Dari pantauan langsung Suarapubliknews.net, KPK juga menyegel sejumlah ruangan di Kantor Pemkab Sidoarjo di Jalan Gubernur Suryo No. 1 Sidoarjo, diantaranya yakni ruangan ULP Layanan Pengadaan Sistem Secara Elektronik (LPSE), Ruangan kerja Kepala Dinas PU BMSDA, Ruang Kerja Kepala Bidang Pembangunan Jalan dan Jembatan Dinas PU BMSDA.

“Setelah melalui serangkaian penyidikan, KPK menetapkan enam orang tersangka,” kata Wakil Ketua KPK Alexander Marwata kepada wartawan malam tadi, seperti yang dilansir detik.com.

Keenam tersangka tersebut yakni sebagai penerima Saiful Ilah (Bupati Sidoarjo), Sunarti Setyaningsih (Kepala Dinas PU BMSDA), Judi Tetrahastoto (Pejabat Pembuat Komitmen Dinas BMSDA) dan Sanadjihitu Sangadji (Kepala Bagian Unit Layanan Pengadaan). Dan dua rekanan kontraktor yakni IGR (Ibnu Ghopur) dan ESM (Totok Sumedi).

“Dan dua orang sebagai pemberi adalah IGR dan ESM,” terang Alexander Marwata.

Dari hasil tangkapan OTT tim KPK malam itu di dalam Kawasan ruangan Pendopo Delta Wibawa, Saiful Ilah yang akrap disapa Abah Ipul itu diduga menerima uang tunai dengan total Rp. 550 juta yang merupakan uang fee proyek dalam tas ransel melalui N (Novianto) yang merupakan ajudan Saiful Ilah.

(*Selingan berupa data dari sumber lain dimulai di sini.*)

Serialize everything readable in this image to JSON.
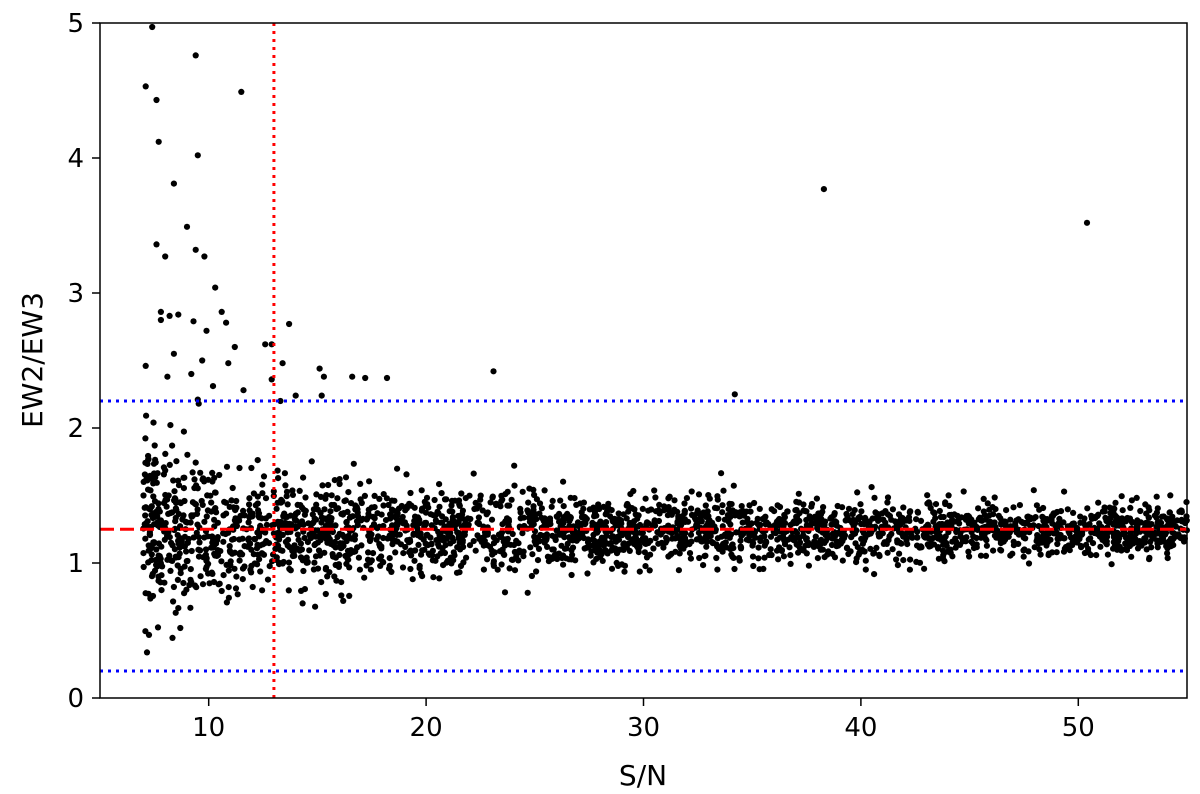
{
  "chart_data": {
    "type": "scatter",
    "title": "",
    "xlabel": "S/N",
    "ylabel": "EW2/EW3",
    "xlim": [
      5,
      55
    ],
    "ylim": [
      0,
      5
    ],
    "xticks": [
      10,
      20,
      30,
      40,
      50
    ],
    "yticks": [
      0,
      1,
      2,
      3,
      4,
      5
    ],
    "grid": false,
    "legend": "none",
    "point_color": "#000000",
    "reference_lines": [
      {
        "name": "snr-cut",
        "orientation": "vertical",
        "value": 13.0,
        "color": "#ff0000",
        "style": "dotted"
      },
      {
        "name": "median-ratio",
        "orientation": "horizontal",
        "value": 1.25,
        "color": "#ff0000",
        "style": "dashed"
      },
      {
        "name": "upper-limit",
        "orientation": "horizontal",
        "value": 2.2,
        "color": "#0000ff",
        "style": "dotted"
      },
      {
        "name": "lower-limit",
        "orientation": "horizontal",
        "value": 0.2,
        "color": "#0000ff",
        "style": "dotted"
      }
    ],
    "points": [
      [
        7.4,
        4.97
      ],
      [
        9.4,
        4.76
      ],
      [
        7.1,
        4.53
      ],
      [
        11.5,
        4.49
      ],
      [
        7.6,
        4.43
      ],
      [
        7.7,
        4.12
      ],
      [
        9.5,
        4.02
      ],
      [
        8.4,
        3.81
      ],
      [
        38.3,
        3.77
      ],
      [
        9.0,
        3.49
      ],
      [
        50.4,
        3.52
      ],
      [
        7.6,
        3.36
      ],
      [
        9.4,
        3.32
      ],
      [
        9.8,
        3.27
      ],
      [
        8.0,
        3.27
      ],
      [
        10.3,
        3.04
      ],
      [
        10.6,
        2.86
      ],
      [
        7.8,
        2.86
      ],
      [
        8.2,
        2.83
      ],
      [
        8.6,
        2.84
      ],
      [
        9.3,
        2.79
      ],
      [
        10.8,
        2.78
      ],
      [
        13.7,
        2.77
      ],
      [
        7.8,
        2.8
      ],
      [
        9.9,
        2.72
      ],
      [
        11.2,
        2.6
      ],
      [
        12.6,
        2.62
      ],
      [
        12.9,
        2.62
      ],
      [
        8.4,
        2.55
      ],
      [
        9.7,
        2.5
      ],
      [
        10.9,
        2.48
      ],
      [
        13.4,
        2.48
      ],
      [
        7.1,
        2.46
      ],
      [
        9.2,
        2.4
      ],
      [
        8.1,
        2.38
      ],
      [
        15.1,
        2.44
      ],
      [
        23.1,
        2.42
      ],
      [
        16.6,
        2.38
      ],
      [
        17.2,
        2.37
      ],
      [
        18.2,
        2.37
      ],
      [
        12.9,
        2.36
      ],
      [
        10.2,
        2.31
      ],
      [
        11.6,
        2.28
      ],
      [
        15.3,
        2.38
      ],
      [
        34.2,
        2.25
      ],
      [
        14.0,
        2.24
      ],
      [
        15.2,
        2.24
      ],
      [
        9.5,
        2.21
      ],
      [
        13.3,
        2.2
      ]
    ]
  }
}
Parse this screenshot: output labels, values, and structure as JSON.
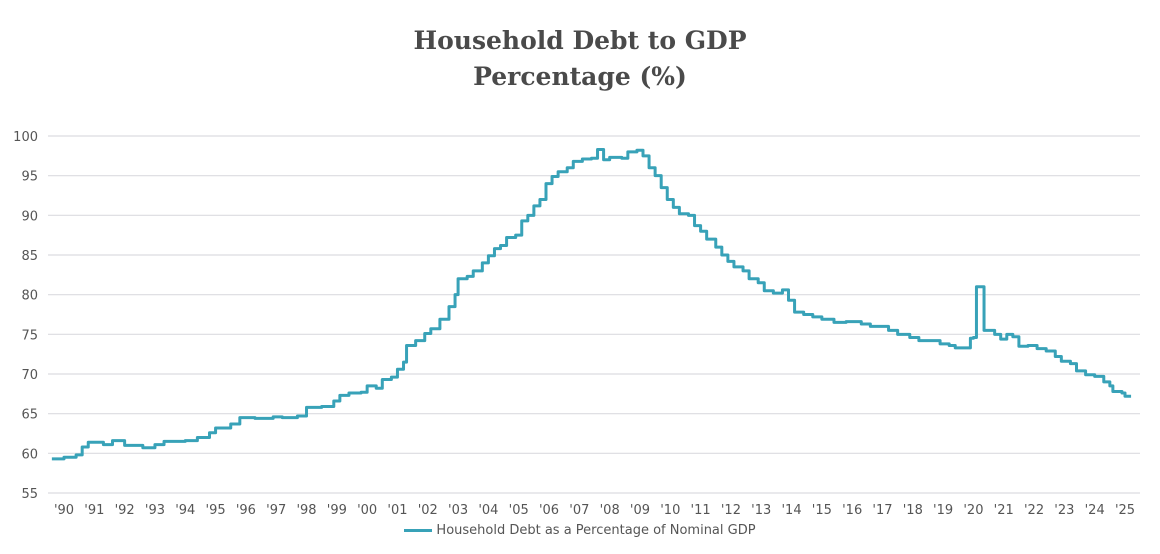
{
  "chart_data": {
    "type": "line",
    "title": "Household Debt to GDP",
    "subtitle": "Percentage (%)",
    "xlabel": "",
    "ylabel": "",
    "ylim": [
      55,
      100
    ],
    "yticks": [
      55,
      60,
      65,
      70,
      75,
      80,
      85,
      90,
      95,
      100
    ],
    "xticks": [
      "'90",
      "'91",
      "'92",
      "'93",
      "'94",
      "'95",
      "'96",
      "'97",
      "'98",
      "'99",
      "'00",
      "'01",
      "'02",
      "'03",
      "'04",
      "'05",
      "'06",
      "'07",
      "'08",
      "'09",
      "'10",
      "'11",
      "'12",
      "'13",
      "'14",
      "'15",
      "'16",
      "'17",
      "'18",
      "'19",
      "'20",
      "'21",
      "'22",
      "'23",
      "'24",
      "'25"
    ],
    "grid": true,
    "legend_position": "bottom",
    "color": "#38a2b8",
    "series": [
      {
        "name": "Household Debt as a Percentage of Nominal GDP",
        "x": [
          1989.6,
          1990.0,
          1990.4,
          1990.6,
          1990.8,
          1991.3,
          1991.6,
          1992.0,
          1992.6,
          1993.0,
          1993.3,
          1994.0,
          1994.4,
          1994.8,
          1995.0,
          1995.5,
          1995.8,
          1996.3,
          1996.9,
          1997.2,
          1997.7,
          1998.0,
          1998.5,
          1998.9,
          1999.1,
          1999.4,
          1999.8,
          2000.0,
          2000.3,
          2000.5,
          2000.8,
          2001.0,
          2001.2,
          2001.3,
          2001.6,
          2001.9,
          2002.1,
          2002.4,
          2002.7,
          2002.9,
          2003.0,
          2003.3,
          2003.5,
          2003.8,
          2004.0,
          2004.2,
          2004.4,
          2004.6,
          2004.9,
          2005.1,
          2005.3,
          2005.5,
          2005.7,
          2005.9,
          2006.1,
          2006.3,
          2006.6,
          2006.8,
          2007.1,
          2007.4,
          2007.6,
          2007.8,
          2008.0,
          2008.4,
          2008.6,
          2008.9,
          2009.1,
          2009.3,
          2009.5,
          2009.7,
          2009.9,
          2010.1,
          2010.3,
          2010.6,
          2010.8,
          2011.0,
          2011.2,
          2011.5,
          2011.7,
          2011.9,
          2012.1,
          2012.4,
          2012.6,
          2012.9,
          2013.1,
          2013.4,
          2013.7,
          2013.9,
          2014.1,
          2014.4,
          2014.7,
          2015.0,
          2015.4,
          2015.8,
          2016.3,
          2016.6,
          2017.0,
          2017.2,
          2017.5,
          2017.9,
          2018.2,
          2018.6,
          2018.9,
          2019.2,
          2019.4,
          2019.8,
          2019.9,
          2020.0,
          2020.1,
          2020.3,
          2020.35,
          2020.7,
          2020.9,
          2021.1,
          2021.3,
          2021.5,
          2021.8,
          2022.1,
          2022.4,
          2022.7,
          2022.9,
          2023.2,
          2023.4,
          2023.7,
          2024.0,
          2024.3,
          2024.5,
          2024.6,
          2024.9,
          2025.0,
          2025.2
        ],
        "values": [
          59.3,
          59.5,
          59.8,
          60.8,
          61.4,
          61.1,
          61.6,
          61.0,
          60.7,
          61.1,
          61.5,
          61.6,
          62.0,
          62.6,
          63.2,
          63.7,
          64.5,
          64.4,
          64.6,
          64.5,
          64.7,
          65.8,
          65.9,
          66.6,
          67.3,
          67.6,
          67.7,
          68.5,
          68.2,
          69.3,
          69.6,
          70.6,
          71.5,
          73.6,
          74.2,
          75.1,
          75.7,
          76.9,
          78.5,
          80.0,
          82.0,
          82.3,
          83.0,
          84.0,
          84.9,
          85.8,
          86.2,
          87.2,
          87.5,
          89.3,
          90.0,
          91.2,
          92.0,
          94.0,
          94.9,
          95.5,
          96.0,
          96.8,
          97.1,
          97.2,
          98.3,
          97.0,
          97.3,
          97.2,
          98.0,
          98.2,
          97.5,
          96.0,
          95.0,
          93.5,
          92.0,
          91.0,
          90.2,
          90.0,
          88.7,
          88.0,
          87.0,
          86.0,
          85.0,
          84.2,
          83.5,
          83.0,
          82.0,
          81.5,
          80.5,
          80.2,
          80.6,
          79.3,
          77.8,
          77.5,
          77.2,
          76.9,
          76.5,
          76.6,
          76.3,
          76.0,
          76.0,
          75.5,
          75.0,
          74.6,
          74.2,
          74.2,
          73.8,
          73.6,
          73.3,
          73.3,
          74.5,
          74.6,
          81.0,
          81.0,
          75.5,
          75.0,
          74.4,
          75.0,
          74.7,
          73.5,
          73.6,
          73.2,
          72.9,
          72.2,
          71.6,
          71.3,
          70.4,
          69.9,
          69.7,
          69.0,
          68.5,
          67.8,
          67.6,
          67.2,
          67.2
        ]
      }
    ]
  }
}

Alexander menguraikan pemberian suap itu, diduga berkaitan dengan sejumlah proyek yang dimenangkan IGR. Diantaranya Proyek Pembangunan Wisma Atlet senilai Rp 13,4 miliar, Proyek Pembangunan Pasar Porong senilai Rp 17,5 miliar, Proyek Jalan Cemandi-Prasung senilai Rp 21,5 miliar, dan Proyek Peningkatan Afv Kali Pucang Desa Pagerwojo, Kecamatan Buduran senilai Rp 5,5 miliar.

“Sejumlah fee diduga telah diberikan kepada Kabag ULP Sanadjihitu Sangadji, PPK Judi Tetrahastoto, dan Kadis PU dan BMSDA Sunarti Setyaningsih,” tambahnya.

Sementara, tambah Alexander Marwata, atas OTT oleh KPK Dilingkungan Pemerintah Kabupaten Sidoarjo ini para tersangka melanggar Undang-Undang Nomor 31 Tahun 1999 sebagaimana telah diubah dengan Undang-Undang Nomor 20 Tahun 2001 tentang Pemberantasan Tindak Pidana Korupsi juncto Pasal 55 ayat (1) ke-1 KUHP. (q cox, drie)

Keterangan gambar : Bupati Sidoarjo Saiful Ilah saat bersama Kepala Dinas PU BMSD Sidoarjo Sunarti Setyaningsih.